With the growing availability of time-stamped electronic health records linked to genetic data in large biobanks and cohorts, time-to-event phenotypes are increasingly studied in genome-wide association studies. Although numerous Cox-regression-based methods have been proposed for a large-scale genome-wide association study, case ascertainment in time-to-event phenotypes has not been well addressed. Here we propose a computationally efficient Cox-based method, named WtCoxG, that accounts for case ascertainment by fitting a weighted Cox proportional hazards null model. A hybrid strategy incorporating saddlepoint approximation largely increases its accuracy when analyzing low-frequency and rare variants. Notably, by leveraging external minor allele frequencies from public resources, WtCoxG further boosts statistical power. Extensive simulation studies demonstrated that WtCoxG is more powerful than ADuLT and other Cox-based methods, while effectively controlling type I error rates. UK Biobank real data analysis validated that leveraging external minor allele frequencies contributes to the power gains of WtCoxG compared with ADuLT in the analysis of type 2 diabetes and coronary atherosclerosis.

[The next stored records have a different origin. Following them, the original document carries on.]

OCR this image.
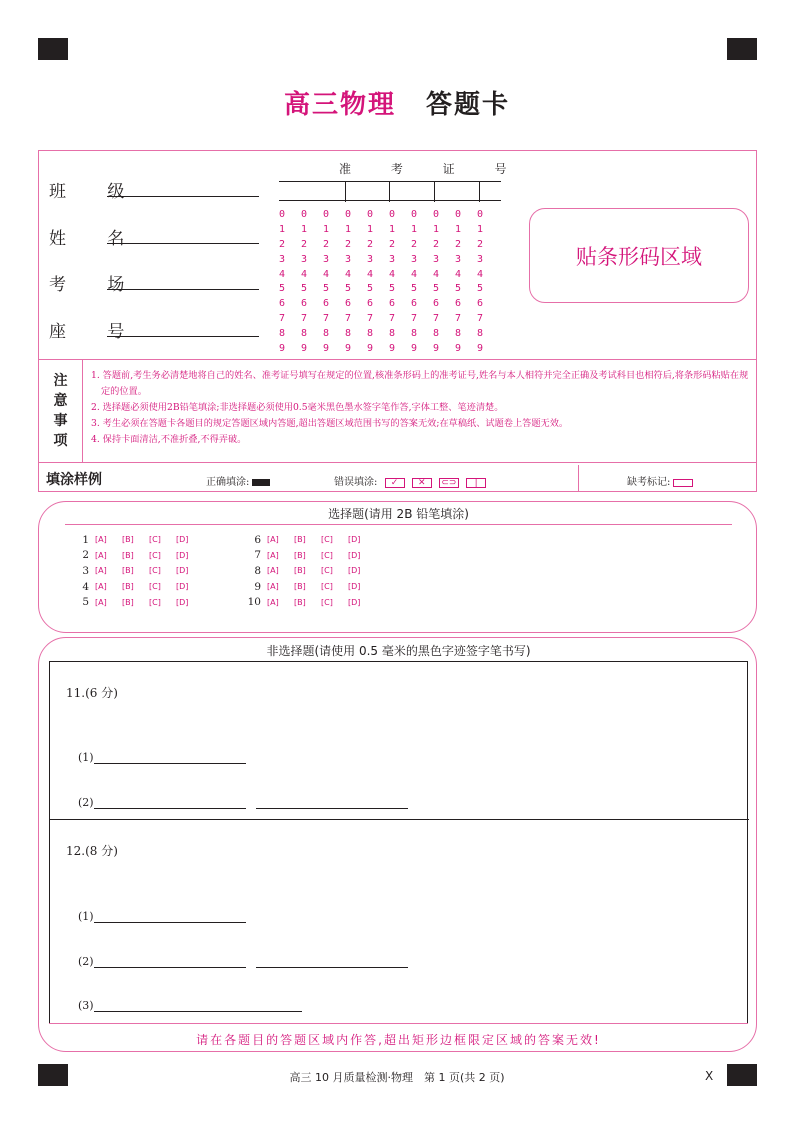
高三物理 答题卡
班 级
姓 名
考 场
座 号
准 考 证 号
0	0	0	0	0	0	0	0	0	0
1	1	1	1	1	1	1	1	1	1
2	2	2	2	2	2	2	2	2	2
3	3	3	3	3	3	3	3	3	3
4	4	4	4	4	4	4	4	4	4
5	5	5	5	5	5	5	5	5	5
6	6	6	6	6	6	6	6	6	6
7	7	7	7	7	7	7	7	7	7
8	8	8	8	8	8	8	8	8	8
9	9	9	9	9	9	9	9	9	9
贴条形码区域
注
意
事
项
1. 答题前,考生务必清楚地将自己的姓名、准考证号填写在规定的位置,核准条形码上的准考证号,姓名与本人相符并完全正确及考试科目也相符后,将条形码粘贴在规定的位置。
2. 选择题必须使用2B铅笔填涂;非选择题必须使用0.5毫米黑色墨水签字笔作答,字体工整、笔迹清楚。
3. 考生必须在答题卡各题目的规定答题区域内答题,超出答题区域范围书写的答案无效;在草稿纸、试题卷上答题无效。
4. 保持卡面清洁,不准折叠,不得弄破。
填涂样例	正确填涂:	错误填涂: ✓ ✕ ⊂⊃ |	缺考标记:
选择题(请用 2B 铅笔填涂)
1 [A]	[B]	[C]	[D]
2 [A]	[B]	[C]	[D]
3 [A]	[B]	[C]	[D]
4 [A]	[B]	[C]	[D]
5 [A]	[B]	[C]	[D]
6 [A]	[B]	[C]	[D]
7 [A]	[B]	[C]	[D]
8 [A]	[B]	[C]	[D]
9 [A]	[B]	[C]	[D]
10 [A]	[B]	[C]	[D]
非选择题(请使用 0.5 毫米的黑色字迹签字笔书写)
11.(6 分)
(1)
(2)
12.(8 分)
(1)
(2)
(3)
请在各题目的答题区域内作答,超出矩形边框限定区域的答案无效!
高三 10 月质量检测·物理　第 1 页(共 2 页)	X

将加权Cox回归应用于事件时间表型的全基因组关联研究。
随着大型生物库和队列中与遗传数据相关的带时间戳的电子健康记录越来越多,全基因组关联研究越来越多地研究事件时间表型。尽管许多基于cox回归的方法已被提出用于大规模全基因组关联研究,但事件时间表型的病例确定尚未得到很好的解决。在这里,我们提出了一种计算效率高的基于Cox的方法,名为WtCoxG,它通过拟合加权Cox比例风险零模型来确定病例。结合鞍点近似的混合策略在分析低频和罕见变异时大大提高了准确性。值得注意的是,通过利用来自公共资源的外部小等位基因频率,WtCoxG进一步提高了统计能力。大量的仿真研究表明,WtCoxG比ADuLT和其他基于cox的方法更强大,同时有效地控制了I型错误率。UK Biobank的真实数据分析证实,与ADuLT相比,利用外部次要等位基因频率有助于WtCoxG在2型糖尿病和冠状动脉粥样硬化分析中的功率增益。
本文章由计算机程序翻译,如有差异,请以英文原文为准。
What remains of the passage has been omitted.